Jak dodał, "w momencie, kiedy Rosja w lutym br. rozpoczęła swój brutalny pełnoskalowy dalszy atak na Ukrainę, Polska oraz poszczególne państwa członkowskie NATO natychmiast zareagowały zapewniając wsparcie, które pomogło Ukrainie odrzucić siły rosyjskie".

Ambasador ocenił, że "plan Putina w tej chwili ponosi porażkę". "Jakkolwiek zrobiliśmy wiele, żeby wesprzeć Ukrainę, to jednak Polska naprawdę pokazała, na co ją stać" - powiedział Brzezinski.

Według niego "dynamiczna mobilizacja Polski zainspirowała cały świat". Przyrównał postawę Polaków do postawy Amerykanów po ataku na Pearl Harbor czy też wyścigu kosmicznego z czasów zimnej wojny. "Przypomina to niepowstrzymanego ducha Polaków w trakcie Powstania Warszawskiego oraz ruchu Solidarności.
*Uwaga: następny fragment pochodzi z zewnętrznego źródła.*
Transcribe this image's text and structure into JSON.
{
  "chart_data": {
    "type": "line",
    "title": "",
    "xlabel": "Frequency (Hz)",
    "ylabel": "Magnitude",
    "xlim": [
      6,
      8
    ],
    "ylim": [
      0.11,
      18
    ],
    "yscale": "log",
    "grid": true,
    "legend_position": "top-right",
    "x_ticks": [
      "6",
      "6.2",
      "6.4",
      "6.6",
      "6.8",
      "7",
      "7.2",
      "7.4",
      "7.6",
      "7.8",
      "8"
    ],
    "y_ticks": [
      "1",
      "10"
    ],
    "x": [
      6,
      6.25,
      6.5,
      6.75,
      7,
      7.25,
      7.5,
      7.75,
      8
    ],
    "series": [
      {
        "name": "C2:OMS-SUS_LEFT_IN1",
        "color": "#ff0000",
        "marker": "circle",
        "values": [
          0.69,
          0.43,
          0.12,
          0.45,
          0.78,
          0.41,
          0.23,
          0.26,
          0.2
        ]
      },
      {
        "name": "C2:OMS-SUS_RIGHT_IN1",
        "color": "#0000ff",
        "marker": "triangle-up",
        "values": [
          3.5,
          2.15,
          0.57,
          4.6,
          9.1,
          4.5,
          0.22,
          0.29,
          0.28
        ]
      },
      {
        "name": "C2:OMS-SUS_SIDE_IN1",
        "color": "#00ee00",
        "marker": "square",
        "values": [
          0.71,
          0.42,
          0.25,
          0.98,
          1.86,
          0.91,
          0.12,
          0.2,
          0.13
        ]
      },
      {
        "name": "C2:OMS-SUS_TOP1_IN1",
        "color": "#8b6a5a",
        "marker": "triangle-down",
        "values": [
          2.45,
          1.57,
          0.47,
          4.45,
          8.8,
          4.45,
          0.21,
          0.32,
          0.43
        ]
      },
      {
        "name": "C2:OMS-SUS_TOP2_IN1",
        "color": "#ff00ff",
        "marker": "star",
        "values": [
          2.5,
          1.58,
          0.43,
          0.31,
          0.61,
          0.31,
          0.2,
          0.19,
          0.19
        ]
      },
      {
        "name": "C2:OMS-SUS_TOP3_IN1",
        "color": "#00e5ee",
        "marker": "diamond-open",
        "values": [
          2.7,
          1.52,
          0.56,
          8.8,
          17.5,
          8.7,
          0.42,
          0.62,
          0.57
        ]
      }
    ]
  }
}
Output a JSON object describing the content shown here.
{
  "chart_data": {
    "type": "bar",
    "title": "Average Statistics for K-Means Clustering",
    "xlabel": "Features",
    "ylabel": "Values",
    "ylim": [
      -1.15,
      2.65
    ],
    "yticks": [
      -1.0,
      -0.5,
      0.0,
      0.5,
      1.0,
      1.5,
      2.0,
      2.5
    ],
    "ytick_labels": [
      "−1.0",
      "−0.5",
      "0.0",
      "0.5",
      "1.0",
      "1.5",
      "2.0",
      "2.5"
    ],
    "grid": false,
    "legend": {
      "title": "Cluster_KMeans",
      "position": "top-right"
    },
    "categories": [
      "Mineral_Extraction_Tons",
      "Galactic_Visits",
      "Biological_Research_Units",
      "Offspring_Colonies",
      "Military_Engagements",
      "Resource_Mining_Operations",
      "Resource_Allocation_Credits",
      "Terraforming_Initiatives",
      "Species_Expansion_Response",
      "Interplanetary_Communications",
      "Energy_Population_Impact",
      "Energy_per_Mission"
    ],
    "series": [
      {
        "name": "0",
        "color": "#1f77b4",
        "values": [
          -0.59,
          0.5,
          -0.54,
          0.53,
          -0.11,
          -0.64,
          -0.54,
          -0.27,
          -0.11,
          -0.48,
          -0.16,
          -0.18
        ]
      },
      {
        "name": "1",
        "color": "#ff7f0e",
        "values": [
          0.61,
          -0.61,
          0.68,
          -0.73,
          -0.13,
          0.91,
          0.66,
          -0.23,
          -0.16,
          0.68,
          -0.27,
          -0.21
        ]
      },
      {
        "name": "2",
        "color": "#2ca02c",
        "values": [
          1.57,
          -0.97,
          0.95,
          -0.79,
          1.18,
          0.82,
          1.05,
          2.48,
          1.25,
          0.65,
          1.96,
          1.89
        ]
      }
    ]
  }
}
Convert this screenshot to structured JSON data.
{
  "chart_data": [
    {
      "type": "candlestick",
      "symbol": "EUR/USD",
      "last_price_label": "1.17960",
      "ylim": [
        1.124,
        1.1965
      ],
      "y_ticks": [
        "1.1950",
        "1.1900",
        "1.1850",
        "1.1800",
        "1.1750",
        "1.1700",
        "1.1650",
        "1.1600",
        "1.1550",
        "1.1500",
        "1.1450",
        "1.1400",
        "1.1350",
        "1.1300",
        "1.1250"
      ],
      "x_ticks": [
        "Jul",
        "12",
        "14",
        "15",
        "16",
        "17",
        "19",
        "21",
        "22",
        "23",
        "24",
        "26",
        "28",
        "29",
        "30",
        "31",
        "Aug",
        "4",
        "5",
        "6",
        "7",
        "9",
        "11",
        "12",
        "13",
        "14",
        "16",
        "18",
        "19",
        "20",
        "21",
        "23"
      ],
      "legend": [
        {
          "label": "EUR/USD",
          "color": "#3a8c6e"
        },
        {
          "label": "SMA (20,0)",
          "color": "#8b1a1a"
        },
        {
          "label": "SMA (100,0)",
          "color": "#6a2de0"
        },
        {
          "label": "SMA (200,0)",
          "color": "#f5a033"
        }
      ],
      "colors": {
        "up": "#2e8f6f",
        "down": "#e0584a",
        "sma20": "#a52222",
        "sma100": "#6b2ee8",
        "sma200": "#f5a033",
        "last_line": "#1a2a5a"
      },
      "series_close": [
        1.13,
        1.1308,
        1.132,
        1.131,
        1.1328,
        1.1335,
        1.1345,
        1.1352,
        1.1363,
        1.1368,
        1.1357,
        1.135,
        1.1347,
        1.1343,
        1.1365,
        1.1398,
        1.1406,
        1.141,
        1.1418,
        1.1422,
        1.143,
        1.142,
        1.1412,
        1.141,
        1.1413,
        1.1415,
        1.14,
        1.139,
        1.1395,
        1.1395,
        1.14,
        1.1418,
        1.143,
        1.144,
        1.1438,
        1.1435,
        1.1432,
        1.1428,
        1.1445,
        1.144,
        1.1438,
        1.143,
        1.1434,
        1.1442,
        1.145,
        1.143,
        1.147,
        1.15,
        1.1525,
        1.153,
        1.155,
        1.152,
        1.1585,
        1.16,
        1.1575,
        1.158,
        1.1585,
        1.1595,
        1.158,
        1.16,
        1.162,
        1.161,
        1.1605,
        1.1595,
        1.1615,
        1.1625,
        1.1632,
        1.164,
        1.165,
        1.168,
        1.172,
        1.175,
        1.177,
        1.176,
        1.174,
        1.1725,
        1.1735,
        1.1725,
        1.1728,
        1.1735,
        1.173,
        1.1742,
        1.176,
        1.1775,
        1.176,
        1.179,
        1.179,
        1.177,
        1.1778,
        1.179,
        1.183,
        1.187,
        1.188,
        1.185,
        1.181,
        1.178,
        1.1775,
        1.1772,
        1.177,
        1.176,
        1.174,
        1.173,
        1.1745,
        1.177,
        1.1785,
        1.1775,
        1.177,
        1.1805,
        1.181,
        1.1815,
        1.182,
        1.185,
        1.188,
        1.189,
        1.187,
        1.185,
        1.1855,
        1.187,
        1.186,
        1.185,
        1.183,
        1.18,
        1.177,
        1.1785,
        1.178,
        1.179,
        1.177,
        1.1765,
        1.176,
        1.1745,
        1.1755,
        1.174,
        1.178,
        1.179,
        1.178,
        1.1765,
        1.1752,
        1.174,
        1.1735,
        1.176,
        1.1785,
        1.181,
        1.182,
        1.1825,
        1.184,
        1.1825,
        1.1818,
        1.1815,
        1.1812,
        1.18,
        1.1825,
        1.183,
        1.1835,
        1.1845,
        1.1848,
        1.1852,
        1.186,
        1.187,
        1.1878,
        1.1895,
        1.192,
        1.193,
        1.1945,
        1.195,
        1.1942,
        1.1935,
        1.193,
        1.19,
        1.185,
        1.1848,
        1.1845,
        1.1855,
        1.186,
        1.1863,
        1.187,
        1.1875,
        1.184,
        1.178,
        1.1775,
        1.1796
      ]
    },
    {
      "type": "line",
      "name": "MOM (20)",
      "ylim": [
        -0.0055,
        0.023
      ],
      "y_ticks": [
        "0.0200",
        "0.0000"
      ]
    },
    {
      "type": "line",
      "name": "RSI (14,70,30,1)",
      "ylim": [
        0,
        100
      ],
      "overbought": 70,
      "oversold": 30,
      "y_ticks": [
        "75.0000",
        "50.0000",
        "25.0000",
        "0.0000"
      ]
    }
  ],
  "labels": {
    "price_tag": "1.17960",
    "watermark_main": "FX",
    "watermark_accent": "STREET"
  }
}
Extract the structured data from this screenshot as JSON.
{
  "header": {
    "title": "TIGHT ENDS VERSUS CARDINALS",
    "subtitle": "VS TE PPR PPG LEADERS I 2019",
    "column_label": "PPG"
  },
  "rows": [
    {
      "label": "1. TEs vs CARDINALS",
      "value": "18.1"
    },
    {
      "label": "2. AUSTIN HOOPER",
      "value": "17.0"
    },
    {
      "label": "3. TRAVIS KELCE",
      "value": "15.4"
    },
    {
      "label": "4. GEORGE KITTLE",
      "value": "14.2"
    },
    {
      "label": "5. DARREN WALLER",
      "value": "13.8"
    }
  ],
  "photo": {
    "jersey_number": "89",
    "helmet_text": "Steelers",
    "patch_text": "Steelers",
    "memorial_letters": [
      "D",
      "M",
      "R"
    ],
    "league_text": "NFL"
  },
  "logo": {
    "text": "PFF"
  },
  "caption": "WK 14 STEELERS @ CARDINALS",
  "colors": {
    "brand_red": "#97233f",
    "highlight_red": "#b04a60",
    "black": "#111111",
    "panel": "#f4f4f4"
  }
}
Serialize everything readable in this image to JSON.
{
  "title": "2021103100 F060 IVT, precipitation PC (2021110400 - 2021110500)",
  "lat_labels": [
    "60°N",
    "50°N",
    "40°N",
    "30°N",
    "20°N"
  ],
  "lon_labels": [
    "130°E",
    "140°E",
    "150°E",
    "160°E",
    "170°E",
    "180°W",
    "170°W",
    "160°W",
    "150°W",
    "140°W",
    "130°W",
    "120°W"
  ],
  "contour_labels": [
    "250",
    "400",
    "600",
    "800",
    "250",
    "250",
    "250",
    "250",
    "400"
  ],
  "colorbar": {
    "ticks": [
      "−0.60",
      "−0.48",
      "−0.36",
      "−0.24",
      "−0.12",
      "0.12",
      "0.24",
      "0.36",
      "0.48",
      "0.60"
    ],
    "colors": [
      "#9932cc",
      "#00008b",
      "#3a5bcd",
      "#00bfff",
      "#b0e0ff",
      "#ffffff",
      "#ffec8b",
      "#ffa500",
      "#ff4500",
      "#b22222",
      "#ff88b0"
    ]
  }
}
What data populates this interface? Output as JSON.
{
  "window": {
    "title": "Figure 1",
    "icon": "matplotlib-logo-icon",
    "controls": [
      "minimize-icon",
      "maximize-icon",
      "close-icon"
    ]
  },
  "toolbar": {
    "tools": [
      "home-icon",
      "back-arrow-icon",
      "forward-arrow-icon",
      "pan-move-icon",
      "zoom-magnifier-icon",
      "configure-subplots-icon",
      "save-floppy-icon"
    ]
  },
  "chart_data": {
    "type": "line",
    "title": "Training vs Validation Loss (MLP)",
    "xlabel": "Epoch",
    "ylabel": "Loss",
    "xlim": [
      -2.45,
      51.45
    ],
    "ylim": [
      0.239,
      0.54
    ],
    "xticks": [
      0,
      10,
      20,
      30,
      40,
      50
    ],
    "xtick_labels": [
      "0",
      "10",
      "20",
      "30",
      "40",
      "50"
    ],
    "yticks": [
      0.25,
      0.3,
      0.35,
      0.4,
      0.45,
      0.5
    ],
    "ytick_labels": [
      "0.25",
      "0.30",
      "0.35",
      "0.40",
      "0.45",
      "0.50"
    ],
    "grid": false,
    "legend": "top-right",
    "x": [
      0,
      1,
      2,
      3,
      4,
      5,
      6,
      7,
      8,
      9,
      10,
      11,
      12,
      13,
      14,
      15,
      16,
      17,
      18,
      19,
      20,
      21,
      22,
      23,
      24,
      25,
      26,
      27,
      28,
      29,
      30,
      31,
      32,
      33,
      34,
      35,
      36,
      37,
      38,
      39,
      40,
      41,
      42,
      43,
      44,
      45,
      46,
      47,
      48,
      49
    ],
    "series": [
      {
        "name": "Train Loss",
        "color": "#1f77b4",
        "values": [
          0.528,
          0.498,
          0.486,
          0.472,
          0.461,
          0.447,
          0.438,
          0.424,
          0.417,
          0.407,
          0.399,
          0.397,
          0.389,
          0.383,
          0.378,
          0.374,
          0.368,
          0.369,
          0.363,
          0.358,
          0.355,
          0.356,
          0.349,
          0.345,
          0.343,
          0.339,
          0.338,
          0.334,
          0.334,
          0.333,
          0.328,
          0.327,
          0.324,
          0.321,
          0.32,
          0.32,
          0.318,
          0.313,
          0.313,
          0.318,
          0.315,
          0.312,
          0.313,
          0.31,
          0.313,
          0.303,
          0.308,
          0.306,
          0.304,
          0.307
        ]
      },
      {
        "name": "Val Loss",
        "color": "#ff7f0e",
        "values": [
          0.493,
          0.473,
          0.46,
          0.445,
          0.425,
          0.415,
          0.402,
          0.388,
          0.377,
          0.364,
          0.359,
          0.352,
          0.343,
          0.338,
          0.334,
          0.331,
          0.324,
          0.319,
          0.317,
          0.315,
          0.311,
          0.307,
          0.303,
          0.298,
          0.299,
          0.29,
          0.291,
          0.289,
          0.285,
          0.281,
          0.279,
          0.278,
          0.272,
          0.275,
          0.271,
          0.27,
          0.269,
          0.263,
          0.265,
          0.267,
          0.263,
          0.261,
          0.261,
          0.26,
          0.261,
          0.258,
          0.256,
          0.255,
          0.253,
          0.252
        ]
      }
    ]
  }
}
Kiedy miliony ludzi przekraczały waszą granicę, przyjęliście uchodźców z Ukrainy z otwartymi ramionami, zapewniliście im nadzieję, stabilizację; pomogliście ukraińskim rodzinom, które straciły wszystko" - mówił Brzezinski.

"Polska ma wiele mocnych stron np. silną gospodarkę, potencjał innowacyjności, a teraz zobaczyliśmy zdolność do szybkiej reakcji całego społeczeństwa i mobilizacji" - dodał ambasador USA. Przyznał, że "czasami kryzys może opóźnić reakcję, ale nie w Polsce". "Tutaj, w lutym mogliśmy zobaczyć zdolność do szybkiej mobilizacji całego społeczeństwa" - wskazał. "Kryzys na Ukrainie spowodował ogromną mobilizację w Polsce, to daje nadzieję na głębokie zmiany" - ocenił Brzezinski.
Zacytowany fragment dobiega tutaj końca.